At least three Cumberlanders joined the Mac-Paps: Archie Keenan (1898-1967), Gordon "Moon" Keenan (1908-1938), and Arthur Hoffheinz (1909-1988). Archie had been born in Scotland but came to Canada as a very young child when his father William emigrated. Gordon was born in Cumberland. The three men travelled together and arrived in Spain with fellow British Columbia volunteer Terrence Cunningham on November 19, 1937.

They were immediately cast into intense fighting. The tide of the war had turned decisively in the Nationalists' favour. The Cumberlanders likely participated in the devastating defence of Teruel at the end of the year and then would have been caught up in the turmoil associated with the so-called "Retreats", as the fascists drove into the Ebro Basin in March 1938 in an effort to cut Republican Spain in two. Arthur Hoffheinz became a prisoner-of-war during these months. There was one last desperate counter-offensive across the Ebro River in July and August. The battalion successfully advanced into the enemy lines until encountering stiff resistance at a strategic hill near Gandesa. It was here in late July that Gordon Keenan was killed with many of his comrades.

The International Brigades were declared disbanded in September 1938 as part of one last futile attempt by the Spanish government to facilitate Fascist German and Italian withdrawal from the war.

Archie Keenan arrived back in Cumberland on November 11, 1938, well in advance of most of the other Canadian volunteers.

"Given an enthusiastic welcome by his Cumberland friends" (Comox Argus, November 17), he declared that his brother must be dead and feared for Arthur Hoffheinz as well. Hoffheinz had survived, however. He would be released by Franco's government after the end of the war and became one of the last of the Mac-Paps to return home. He was a long-time Comox Valley resident, living in Cumberland and Comox until his death in 1988.

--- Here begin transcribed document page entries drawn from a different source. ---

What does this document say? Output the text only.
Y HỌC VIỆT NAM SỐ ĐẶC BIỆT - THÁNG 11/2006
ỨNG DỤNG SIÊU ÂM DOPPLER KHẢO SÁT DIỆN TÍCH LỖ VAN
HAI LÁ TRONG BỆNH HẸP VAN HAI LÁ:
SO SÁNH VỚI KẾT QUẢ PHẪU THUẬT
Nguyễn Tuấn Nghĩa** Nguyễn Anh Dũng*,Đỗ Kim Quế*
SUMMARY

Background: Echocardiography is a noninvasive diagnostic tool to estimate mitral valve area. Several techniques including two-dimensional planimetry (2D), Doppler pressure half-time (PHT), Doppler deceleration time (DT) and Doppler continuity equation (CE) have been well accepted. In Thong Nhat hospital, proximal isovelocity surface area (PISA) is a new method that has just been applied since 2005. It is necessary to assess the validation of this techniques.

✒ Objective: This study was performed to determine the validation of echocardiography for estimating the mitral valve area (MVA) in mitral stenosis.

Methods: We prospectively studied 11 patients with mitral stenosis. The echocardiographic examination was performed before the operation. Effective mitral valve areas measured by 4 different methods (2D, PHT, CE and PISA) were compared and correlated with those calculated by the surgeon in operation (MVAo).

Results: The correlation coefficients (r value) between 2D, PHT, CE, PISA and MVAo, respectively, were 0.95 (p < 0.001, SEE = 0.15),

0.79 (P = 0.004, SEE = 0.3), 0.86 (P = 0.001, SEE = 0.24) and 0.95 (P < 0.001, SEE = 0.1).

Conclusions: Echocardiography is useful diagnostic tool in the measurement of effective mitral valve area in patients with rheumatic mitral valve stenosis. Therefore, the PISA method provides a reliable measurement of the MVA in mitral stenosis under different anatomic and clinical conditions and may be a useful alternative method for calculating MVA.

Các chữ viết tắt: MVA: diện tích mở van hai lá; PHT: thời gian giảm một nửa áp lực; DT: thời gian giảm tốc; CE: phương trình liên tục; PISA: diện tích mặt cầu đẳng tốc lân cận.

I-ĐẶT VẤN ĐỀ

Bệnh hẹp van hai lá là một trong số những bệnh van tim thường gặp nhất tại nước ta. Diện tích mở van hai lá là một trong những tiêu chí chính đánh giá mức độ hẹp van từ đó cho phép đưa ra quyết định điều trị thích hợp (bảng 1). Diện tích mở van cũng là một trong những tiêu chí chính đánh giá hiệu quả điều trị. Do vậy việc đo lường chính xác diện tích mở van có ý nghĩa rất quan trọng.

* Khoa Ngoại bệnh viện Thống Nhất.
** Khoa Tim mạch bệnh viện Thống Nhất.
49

At the end of the Spanish Civil War, the RCMP lost an internal governmental struggle to deny Canadian return to the Mac-Paps. The volunteers nonetheless remained suspect in many officials' eyes, and some were denied entry into the Canadian military during World War II for being "premature antifascists." Suspicion of Mac-Pap political affiliations continued throughout the Cold War era, with the RCMP keeping files on aging veterans until at least 1984.

Appeals that ex-volunteers be granted Canadian veteran status never gained strong mainstream support. But the push for official commemoration had more success. In 1995, Bob Rae's Ontario NDP government endorsed the bringing of a monumental stone from Gandesa, where Gord Keenan fell in 1938, to Queen's Park. Three years later, B.C. received its own Mackenzie-Papineau Battalion monument outside the Victoria legislature. Finally, in 2001, a privately funded national monument was erected in Ottawa. It lists the names of the 1,546 known Canadian volunteers. By that time, Spain had granted honorary citizenship to all the surviving members of the International Brigades.